With 70% of its 29 million people working in agriculture in 2024, Ethiopia is especially at risk. Extreme weather and environmental changes are hurting its smallholder farmers and economy, reducing agricultural productivity, yields, and income, while increasing economic inequality. In the South Ethiopia Regional State, 90% of whose 7.5 million inhabitants depend on farming, failed harvests due to droughts caused by the El Niño-Southern Oscillation have displaced and limited food access for millions of households.
The country’s plan for meeting its 2015 Paris Agreement’s climate goals focuses on adapting its agriculture, land use and forestry to the realities of climate change.
The approach
Nuru equips farmers and their families to lift themselves out of extreme poverty by moving from subsistence livelihoods to thriving farmer-owned and farmer-led agribusinesses.
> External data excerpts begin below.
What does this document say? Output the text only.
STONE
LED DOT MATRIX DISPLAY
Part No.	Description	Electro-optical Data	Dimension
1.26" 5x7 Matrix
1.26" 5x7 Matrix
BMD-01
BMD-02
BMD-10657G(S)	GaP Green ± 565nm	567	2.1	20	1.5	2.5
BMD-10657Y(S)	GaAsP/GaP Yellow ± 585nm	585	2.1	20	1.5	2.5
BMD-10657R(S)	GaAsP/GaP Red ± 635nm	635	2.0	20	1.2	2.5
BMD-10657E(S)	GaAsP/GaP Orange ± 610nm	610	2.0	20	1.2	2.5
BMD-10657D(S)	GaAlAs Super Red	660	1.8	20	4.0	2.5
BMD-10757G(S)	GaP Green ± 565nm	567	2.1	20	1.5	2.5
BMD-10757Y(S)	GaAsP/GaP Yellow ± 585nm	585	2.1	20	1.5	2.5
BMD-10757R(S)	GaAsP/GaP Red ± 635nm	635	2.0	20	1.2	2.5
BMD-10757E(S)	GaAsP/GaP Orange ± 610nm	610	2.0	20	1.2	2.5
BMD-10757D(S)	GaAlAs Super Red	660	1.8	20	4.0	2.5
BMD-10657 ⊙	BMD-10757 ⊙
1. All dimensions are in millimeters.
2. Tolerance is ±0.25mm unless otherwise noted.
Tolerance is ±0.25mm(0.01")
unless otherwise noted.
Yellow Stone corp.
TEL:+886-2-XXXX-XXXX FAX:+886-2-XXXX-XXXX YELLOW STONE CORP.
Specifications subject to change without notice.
It encourages farming men and women to become active participants in farmer organisations with the aim of forming cooperatives, which it believes can create decent job opportunities, increase food production, empower marginalised groups (especially women), and promote social cohesion.
Nuru Ethiopia supports farmer households with regenerative agricultural advisory services through training and extension cascaded by cooperative unions. Regenerative farming and grazing practices build resilience to climate change by improving soil and water quality over time.
With support from the Swiss Re Foundation, this project will deliver bundled business development services and invest in nascent farmer-owned cooperative agribusinesses that measurably improve business performance in four zones of the South Ethiopia Regional State. It will strengthen profitable and professional cooperatives at scale to sustainably increase productivity and incomes for farmers in new, early-stage and late-stage cooperative unions. The project will also scale the Nuru model to Melekoza special district, strengthening cooperatives, increasing productivity and incomes, and delivering nature-based solutions to vulnerable zones.
Goals and expected impact
Nuru Ethiopia’s goal in this three-year project is to help the targeted farmers become resilient to natural hazards and manage climate risks sustainably. It will also deliver nature-based solutions to an environmentally vulnerable zone of 160 square kilometres in partnership with a late-stage cooperative union in Gamo Zone. The project is expected to reach six cooperative unions and 35 000 farmer households, benefiting more than 210 000 people through higher productivity and incomes.